In the beginning, in 1989, more than 90 children at the Little Rascals Day Care Center in Edenton, North Carolina, accused a total of 20 adults with 429 instances of sexual abuse over a three-year period. It may have all begun with one parent’s complaint about punishment given her child.

Among the alleged perpetrators: the sheriff and mayor. But prosecutors would charge only Robin Byrum, Darlene Harris, Elizabeth “Betsy” Kelly, Robert “Bob” Kelly, Willard Scott Privott, Shelley Stone and Dawn Wilson – the Edenton 7.

Along with sodomy and beatings, allegations included a baby killed with a handgun, a child being hung upside down from a tree and being set on fire and countless other fantastic incidents involving spaceships, hot air balloons, pirate ships and trained sharks.
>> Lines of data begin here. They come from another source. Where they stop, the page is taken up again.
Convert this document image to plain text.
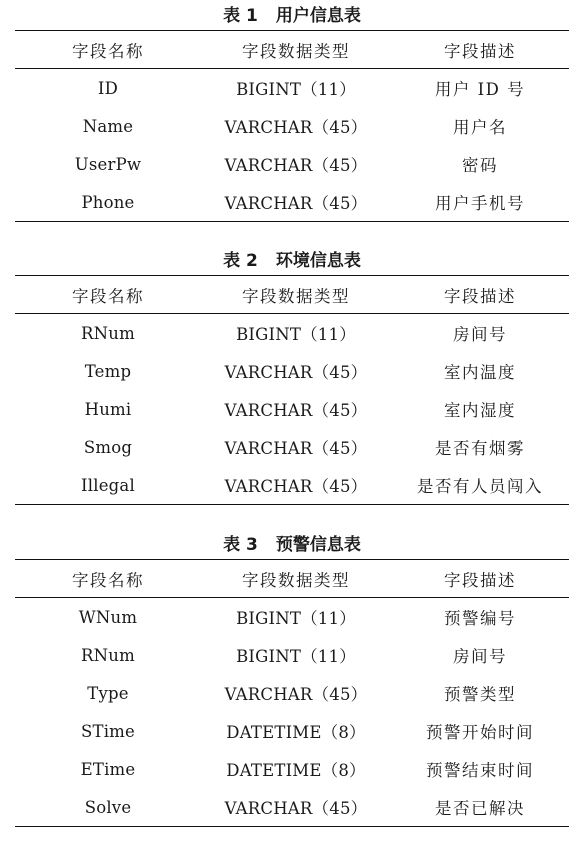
表 1 用户信息表
字段名称	字段数据类型	字段描述
ID	BIGINT（11）	用户 ID 号
Name	VARCHAR（45）	用户名
UserPw	VARCHAR（45）	密码
Phone	VARCHAR（45）	用户手机号
表 2 环境信息表
字段名称	字段数据类型	字段描述
RNum	BIGINT（11）	房间号
Temp	VARCHAR（45）	室内温度
Humi	VARCHAR（45）	室内湿度
Smog	VARCHAR（45）	是否有烟雾
Illegal	VARCHAR（45）	是否有人员闯入
表 3 预警信息表
字段名称	字段数据类型	字段描述
WNum	BIGINT（11）	预警编号
RNum	BIGINT（11）	房间号
Type	VARCHAR（45）	预警类型
STime	DATETIME（8）	预警开始时间
ETime	DATETIME（8）	预警结束时间
Solve	VARCHAR（45）	是否已解决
By the time prosecutors dropped the last charges in 1997, Little Rascals had become North Carolina’s longest and most costly criminal trial. Prosecutors kept defendants jailed in hopes at least one would turn against their supposed co-conspirators. Remarkably, none did. Another shameful record: Five defendants had to wait longer to face their accusers in court than anyone else in North Carolina history.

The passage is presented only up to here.